论文标题
而不是重写用于机器学习的外国代码,而是自动合成快速渐变
Instead of Rewriting Foreign Code for Machine Learning, Automatically Synthesize Fast Gradients
论文作者
论文摘要
将可区分的编程技术和机器学习算法应用于外国程序,需要开发人员在机器学习框架中重写其代码,或者以其他方式提供外国代码的导数。本文介绍了酶,该酶是一种用于LLVM编译器框架的高性能自动分化(AD)编译器插件,能够合成在LLVM中间表示(IR)中表达的静态可分析程序的梯度。酶合成了用任何语言编写的程序编写的梯度,其编译器针对LLVM IR,包括C,C ++,Fortran,Julia,Rust,Swift,Mlir等,从而以这些语言提供本机AD功能。与传统的源代码和运营商超过载荷工具不同,酶在优化的IR上执行广告。在包括Microsoft的Adbench在内的机器学习专注的基准套件上,优化IR的广告在IR上实现了4.5倍的几何平均速度在IR上的平均速度为4.5倍,然后才能实现酶实现最新的性能。 Pytorch和TensorFlow的包装酶为外国代码的梯度提供了方便的访问,并具有最先进的性能,使外国代码能够直接纳入现有的机器学习工作流程中。

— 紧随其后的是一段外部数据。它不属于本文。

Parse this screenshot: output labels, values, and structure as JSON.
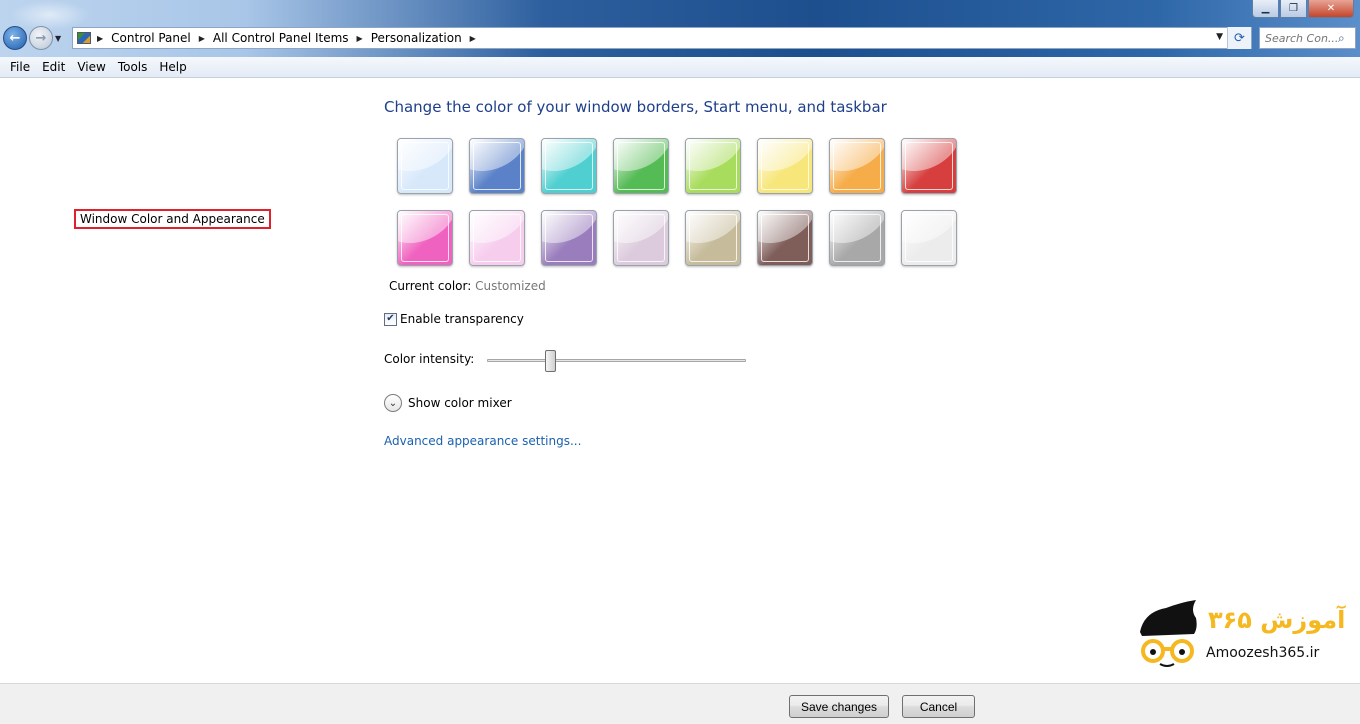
{
  "window": {
    "minimize_icon": "minimize-icon",
    "maximize_icon": "restore-icon",
    "close_icon": "close-icon"
  },
  "address": {
    "crumbs": [
      "Control Panel",
      "All Control Panel Items",
      "Personalization",
      "Window Color and Appearance"
    ]
  },
  "search": {
    "placeholder": "Search Con..."
  },
  "menu": {
    "items": [
      "File",
      "Edit",
      "View",
      "Tools",
      "Help"
    ]
  },
  "content": {
    "heading": "Change the color of your window borders, Start menu, and taskbar",
    "swatches": [
      {
        "color": "#d8e8fb"
      },
      {
        "color": "#5b82c9"
      },
      {
        "color": "#4fcfd0"
      },
      {
        "color": "#55bb55"
      },
      {
        "color": "#a8dc5c"
      },
      {
        "color": "#f7e67a"
      },
      {
        "color": "#f6ac48"
      },
      {
        "color": "#d73f3f"
      },
      {
        "color": "#f062bf"
      },
      {
        "color": "#f7cdee"
      },
      {
        "color": "#9a7dbd"
      },
      {
        "color": "#dccbdd"
      },
      {
        "color": "#c6bb9a"
      },
      {
        "color": "#7f5e5a"
      },
      {
        "color": "#a8a8a8"
      },
      {
        "color": "#ececec"
      }
    ],
    "current_color_label": "Current color:",
    "current_color_value": "Customized",
    "transparency_label": "Enable transparency",
    "transparency_checked": true,
    "intensity_label": "Color intensity:",
    "intensity_fraction": 0.23,
    "mixer_label": "Show color mixer",
    "advanced_link": "Advanced appearance settings..."
  },
  "watermark": {
    "site": "Amoozesh365.ir",
    "logo_text": "آموزش ۳۶۵"
  },
  "footer": {
    "save_label": "Save changes",
    "cancel_label": "Cancel"
  }
}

Applying differentiable programming techniques and machine learning algorithms to foreign programs requires developers to either rewrite their code in a machine learning framework, or otherwise provide derivatives of the foreign code. This paper presents Enzyme, a high-performance automatic differentiation (AD) compiler plugin for the LLVM compiler framework capable of synthesizing gradients of statically analyzable programs expressed in the LLVM intermediate representation (IR). Enzyme synthesizes gradients for programs written in any language whose compiler targets LLVM IR including C, C++, Fortran, Julia, Rust, Swift, MLIR, etc., thereby providing native AD capabilities in these languages. Unlike traditional source-to-source and operator-overloading tools, Enzyme performs AD on optimized IR. On a machine-learning focused benchmark suite including Microsoft's ADBench, AD on optimized IR achieves a geometric mean speedup of 4.5x over AD on IR before optimization allowing Enzyme to achieve state-of-the-art performance. Packaging Enzyme for PyTorch and TensorFlow provides convenient access to gradients of foreign code with state-of-the art performance, enabling foreign code to be directly incorporated into existing machine learning workflows.